In December, Moody’s downgraded Japan to “A1,” which is one level above Fitch’s rating, after Tokyo decided to delay a sales tax increase that was the centerpiece of its medium-term fiscal consolidation effort.
Fitch attributed its downgrade in part to “the absence of broadly equivalent fiscal measures to replace the deferred consumption tax increase in the FY15 budget.”
The impact of a corporate tax cut in the budget, Fitch said in a news release, was “broadly neutral overall” because the tax base was broadened, and a supplementary budget for FY14 that was introduced in January “essentially spent an unexpected increase in revenue.”
“These developments increase Fitch’s uncertainty over the degree of political commitment to fiscal consolidation,” the bulletin said, noting that Japan is set to unveil a new fiscal strategy this summer. “The details of the strategy will be important, but the strength of the government’s commitment to implement it will be even more important and will only become clearer over time.”
Japan’s public debt is at twice the size of its economy, and its debt-to-GDP ratio is the worst of any industrialized country.
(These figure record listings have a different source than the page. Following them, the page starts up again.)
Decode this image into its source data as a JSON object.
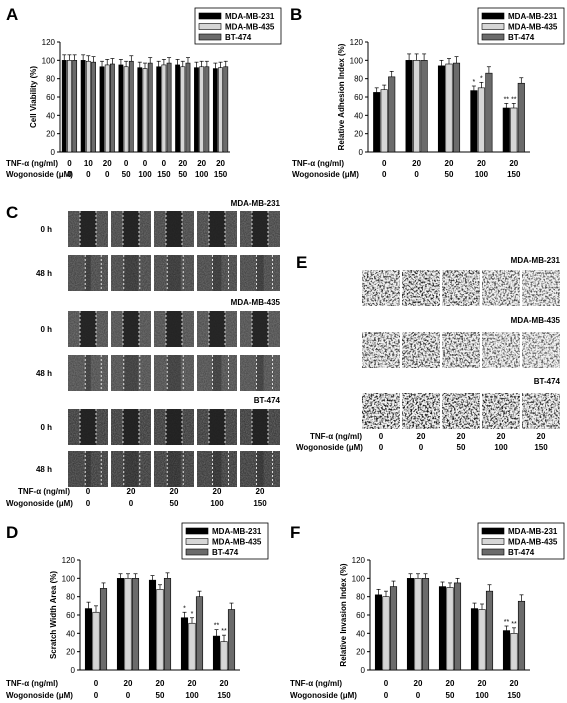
{
  "colors": {
    "MDA-MB-231": "#000000",
    "MDA-MB-435": "#d6d6d6",
    "BT-474": "#6b6b6b"
  },
  "labels": {
    "tnf": "TNF-α (ng/ml)",
    "wog": "Wogonoside (μM)",
    "h0": "0 h",
    "h48": "48 h",
    "cells": [
      "MDA-MB-231",
      "MDA-MB-435",
      "BT-474"
    ]
  },
  "chart_data": [
    {
      "panel": "A",
      "type": "bar",
      "ylabel": "Cell Viability (%)",
      "ylim": [
        0,
        120
      ],
      "yticks": [
        0,
        20,
        40,
        60,
        80,
        100,
        120
      ],
      "tnf": [
        "0",
        "10",
        "20",
        "0",
        "0",
        "0",
        "20",
        "20",
        "20"
      ],
      "wogonoside": [
        "0",
        "0",
        "0",
        "50",
        "100",
        "150",
        "50",
        "100",
        "150"
      ],
      "series": [
        {
          "name": "MDA-MB-231",
          "values": [
            100,
            100,
            93,
            95,
            92,
            93,
            95,
            92,
            91
          ],
          "errors": [
            6,
            6,
            6,
            6,
            6,
            6,
            6,
            6,
            6
          ],
          "stars": [
            "",
            "",
            "",
            "",
            "",
            "",
            "",
            "",
            ""
          ]
        },
        {
          "name": "MDA-MB-435",
          "values": [
            100,
            99,
            95,
            93,
            91,
            95,
            93,
            93,
            92
          ],
          "errors": [
            6,
            6,
            6,
            6,
            6,
            6,
            6,
            6,
            6
          ],
          "stars": [
            "",
            "",
            "",
            "",
            "",
            "",
            "",
            "",
            ""
          ]
        },
        {
          "name": "BT-474",
          "values": [
            100,
            98,
            96,
            99,
            97,
            97,
            97,
            93,
            93
          ],
          "errors": [
            6,
            6,
            6,
            6,
            6,
            6,
            6,
            6,
            6
          ],
          "stars": [
            "",
            "",
            "",
            "",
            "",
            "",
            "",
            "",
            ""
          ]
        }
      ]
    },
    {
      "panel": "B",
      "type": "bar",
      "ylabel": "Relative Adhesion Index (%)",
      "ylim": [
        0,
        120
      ],
      "yticks": [
        0,
        20,
        40,
        60,
        80,
        100,
        120
      ],
      "tnf": [
        "0",
        "20",
        "20",
        "20",
        "20"
      ],
      "wogonoside": [
        "0",
        "0",
        "50",
        "100",
        "150"
      ],
      "series": [
        {
          "name": "MDA-MB-231",
          "values": [
            65,
            100,
            94,
            67,
            48
          ],
          "errors": [
            5,
            7,
            6,
            5,
            5
          ],
          "stars": [
            "",
            "",
            "",
            "*",
            "**"
          ]
        },
        {
          "name": "MDA-MB-435",
          "values": [
            68,
            100,
            96,
            70,
            48
          ],
          "errors": [
            5,
            7,
            6,
            6,
            5
          ],
          "stars": [
            "",
            "",
            "",
            "*",
            "**"
          ]
        },
        {
          "name": "BT-474",
          "values": [
            82,
            100,
            97,
            86,
            75
          ],
          "errors": [
            6,
            7,
            7,
            7,
            6
          ],
          "stars": [
            "",
            "",
            "",
            "",
            ""
          ]
        }
      ]
    },
    {
      "panel": "D",
      "type": "bar",
      "ylabel": "Scratch Width Area (%)",
      "ylim": [
        0,
        120
      ],
      "yticks": [
        0,
        20,
        40,
        60,
        80,
        100,
        120
      ],
      "tnf": [
        "0",
        "20",
        "20",
        "20",
        "20"
      ],
      "wogonoside": [
        "0",
        "0",
        "50",
        "100",
        "150"
      ],
      "series": [
        {
          "name": "MDA-MB-231",
          "values": [
            67,
            100,
            98,
            57,
            37
          ],
          "errors": [
            7,
            5,
            5,
            6,
            7
          ],
          "stars": [
            "",
            "",
            "",
            "*",
            "**"
          ]
        },
        {
          "name": "MDA-MB-435",
          "values": [
            63,
            100,
            88,
            51,
            31
          ],
          "errors": [
            7,
            5,
            5,
            6,
            7
          ],
          "stars": [
            "",
            "",
            "",
            "*",
            "**"
          ]
        },
        {
          "name": "BT-474",
          "values": [
            89,
            100,
            100,
            80,
            66
          ],
          "errors": [
            6,
            5,
            6,
            6,
            7
          ],
          "stars": [
            "",
            "",
            "",
            "",
            ""
          ]
        }
      ]
    },
    {
      "panel": "F",
      "type": "bar",
      "ylabel": "Relative Invasion Index (%)",
      "ylim": [
        0,
        120
      ],
      "yticks": [
        0,
        20,
        40,
        60,
        80,
        100,
        120
      ],
      "tnf": [
        "0",
        "20",
        "20",
        "20",
        "20"
      ],
      "wogonoside": [
        "0",
        "0",
        "50",
        "100",
        "150"
      ],
      "series": [
        {
          "name": "MDA-MB-231",
          "values": [
            82,
            100,
            91,
            67,
            43
          ],
          "errors": [
            6,
            5,
            5,
            6,
            5
          ],
          "stars": [
            "",
            "",
            "",
            "",
            "**"
          ]
        },
        {
          "name": "MDA-MB-435",
          "values": [
            80,
            100,
            90,
            66,
            40
          ],
          "errors": [
            6,
            5,
            5,
            6,
            6
          ],
          "stars": [
            "",
            "",
            "",
            "",
            "**"
          ]
        },
        {
          "name": "BT-474",
          "values": [
            91,
            100,
            95,
            86,
            75
          ],
          "errors": [
            6,
            5,
            5,
            7,
            7
          ],
          "stars": [
            "",
            "",
            "",
            "",
            ""
          ]
        }
      ]
    }
  ],
  "panel_c": {
    "panel": "C",
    "tnf": [
      "0",
      "20",
      "20",
      "20",
      "20"
    ],
    "wogonoside": [
      "0",
      "0",
      "50",
      "100",
      "150"
    ],
    "gap_0h": [
      1,
      1,
      1,
      1,
      1
    ],
    "gap_48h": [
      0.35,
      0.9,
      0.85,
      0.55,
      0.45
    ]
  },
  "panel_e": {
    "panel": "E",
    "tnf": [
      "0",
      "20",
      "20",
      "20",
      "20"
    ],
    "wogonoside": [
      "0",
      "0",
      "50",
      "100",
      "150"
    ]
  }
}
Fitch projects gross general government debt to rise to 244% of GDP by end-2015.
While Fitch expects the ratio to stabilize to about 250% of GDP in 2020, it warned that “the debt dynamics are highly vulnerable to variations in parameters such as economic growth, the budget deficit, or yields.”
Japan hiked its sales tax last spring but the move hurt consumer and business spending as the Japanese economy slipped into a recession. Seeking to avoid a repeat of that scenario, Prime Minister Shinzo Abe decided to delay a sales tax hike to 10% from 8% that had been scheduled for this year.